И при этом развел руками, как бы показывая величину этого «араньи».

— Змея?.. Кугуар?.. Рыба такая, что ли? — допытывались мы. Но толку так и не добились. Тогда Мортимер стегнул бичом проводника, по-прежнему стоявшего посреди дороги, не позволяя ехать. От удара краснокожий зашипел, как змея, которой наступили на хвост, отскочил было в сторону, но, когда мы тронулись в путь, погнался за нами и снова загородил тропинку.

На глазах у него появились даже слезы, и опять все то же:

— Аранья! Аранья 1 Смерть!

Ушел он от нас только тогда, когда Эндрью, рассердившись, прицелился в него из ружья.

Я видел: покуда мы не свернули в сторону, покуда мы не отъехали на порядочное расстояние, мальчуган стоял у начала тропинки, долго и печально кивал головой и махал руками, зовя нас обратно.

— Старая шутка, — сказал Мортимер. — Знаем мы эти фокусы чертей с красной кожей. Может быть, в этой трущобе и прячется какое-нибудь диковинное существо, но посмотрим, что там такое. Не правда ли, ребята?

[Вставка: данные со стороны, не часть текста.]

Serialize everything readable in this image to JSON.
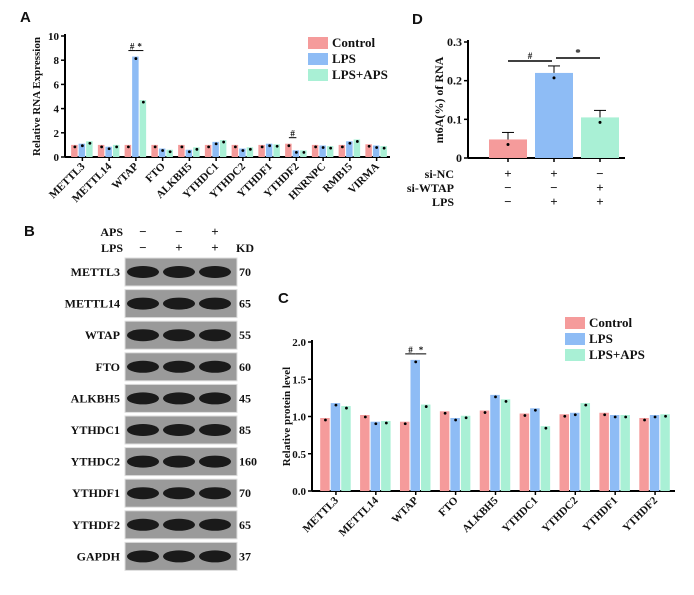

— Разумеется, посмотрим, — отозвались мы и продолжали путь.

Километров через пять дорога пошла болотами. Мулы наши стали увязать в грязи местами по брюхо. Я видел, что толку тут не будет. Попробовал было уговорить товарищей вернуться, но оба они словно с ума сошли. Подняли даже меня на смех:

— Что, струсил? Какой-то «араньи» или «орканьи» испугался… Тьфу, стыдись, Смит. Если трусишь, то поворачивай оглобли, а мы хоть и к черту на рога, да полезем.

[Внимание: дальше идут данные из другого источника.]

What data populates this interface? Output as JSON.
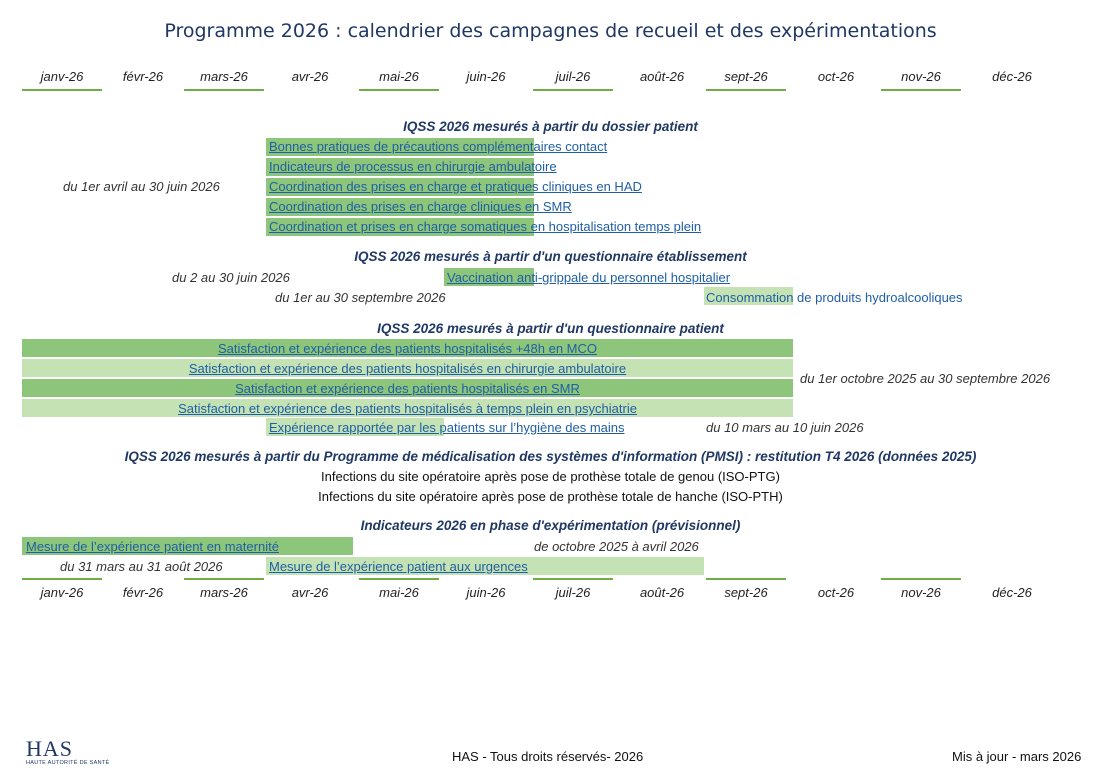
{
  "title": "Programme 2026 : calendrier des campagnes de recueil et des expérimentations",
  "months": [
    "janv-26",
    "févr-26",
    "mars-26",
    "avr-26",
    "mai-26",
    "juin-26",
    "juil-26",
    "août-26",
    "sept-26",
    "oct-26",
    "nov-26",
    "déc-26"
  ],
  "colors": {
    "dark_green": "#8dc67a",
    "light_green": "#c4e2b4",
    "month_line": "#70ad47",
    "link": "#1f5fa6",
    "heading": "#1f3864"
  },
  "sections": {
    "dossier": {
      "heading": "IQSS 2026 mesurés à partir du dossier patient",
      "date": "du 1er avril au 30 juin 2026",
      "items": [
        "Bonnes pratiques de précautions complémentaires contact",
        "Indicateurs de processus en chirurgie ambulatoire",
        "Coordination des prises en charge et pratiques cliniques en HAD",
        "Coordination des prises en charge cliniques en SMR",
        "Coordination et prises en charge somatiques en hospitalisation temps plein"
      ]
    },
    "etab": {
      "heading": "IQSS 2026 mesurés à partir d'un questionnaire établissement",
      "date1": "du 2 au 30 juin 2026",
      "item1": "Vaccination anti-grippale du personnel hospitalier",
      "date2": "du 1er au 30 septembre 2026",
      "item2": "Consommation de produits hydroalcooliques"
    },
    "patient": {
      "heading": "IQSS 2026 mesurés à partir d'un questionnaire patient",
      "items": [
        "Satisfaction et expérience des patients hospitalisés +48h en MCO",
        "Satisfaction et expérience des patients hospitalisés en chirurgie ambulatoire",
        "Satisfaction et expérience des patients hospitalisés en SMR",
        "Satisfaction et expérience des patients hospitalisés à temps plein en psychiatrie"
      ],
      "date": "du 1er octobre 2025 au 30 septembre 2026",
      "item5": "Expérience rapportée par les patients sur l’hygiène des mains",
      "date5": "du 10 mars au 10 juin 2026"
    },
    "pmsi": {
      "heading": "IQSS 2026 mesurés à partir du Programme de médicalisation des systèmes d'information (PMSI) : restitution T4 2026  (données 2025)",
      "items": [
        "Infections du site opératoire après pose de prothèse totale de genou (ISO-PTG)",
        "Infections du site opératoire après pose de prothèse totale de hanche (ISO-PTH)"
      ]
    },
    "exp": {
      "heading": "Indicateurs 2026 en phase d'expérimentation (prévisionnel)",
      "item1": "Mesure de l’expérience patient en maternité",
      "date1": "de octobre 2025 à avril 2026",
      "date2": "du 31 mars au 31 août 2026",
      "item2": "Mesure de l’expérience patient aux urgences"
    }
  },
  "footer": {
    "logo_text": "HAS",
    "logo_sub": "HAUTE AUTORITÉ DE SANTÉ",
    "rights": "HAS - Tous droits réservés- 2026",
    "updated": "Mis à jour - mars 2026"
  }
}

Меня взорвало: вовсе я не трус, но разбивать лоб о стенку — благодарю покорно. Но что же делать? Как-то неловко оставлять товарищей на полдороге. Может быть, и в самом деле им будет грозить какая-нибудь опасность, а я буду в стороне?.. Нет, эта марка не пройдет. Едут они, так поеду и я. Пусть никто не говорит потом, что я, Гуг Смит, испугался какой-то мифической «араньи».

К вечеру мы забрели в страшную глушь. Но тут стали попадаться кое-какие следы: во-первых, я обнаружил в траве скелет лошади, возле которого валялось полуистлевшее мексиканское седло, а немного поодаль — скелет мула.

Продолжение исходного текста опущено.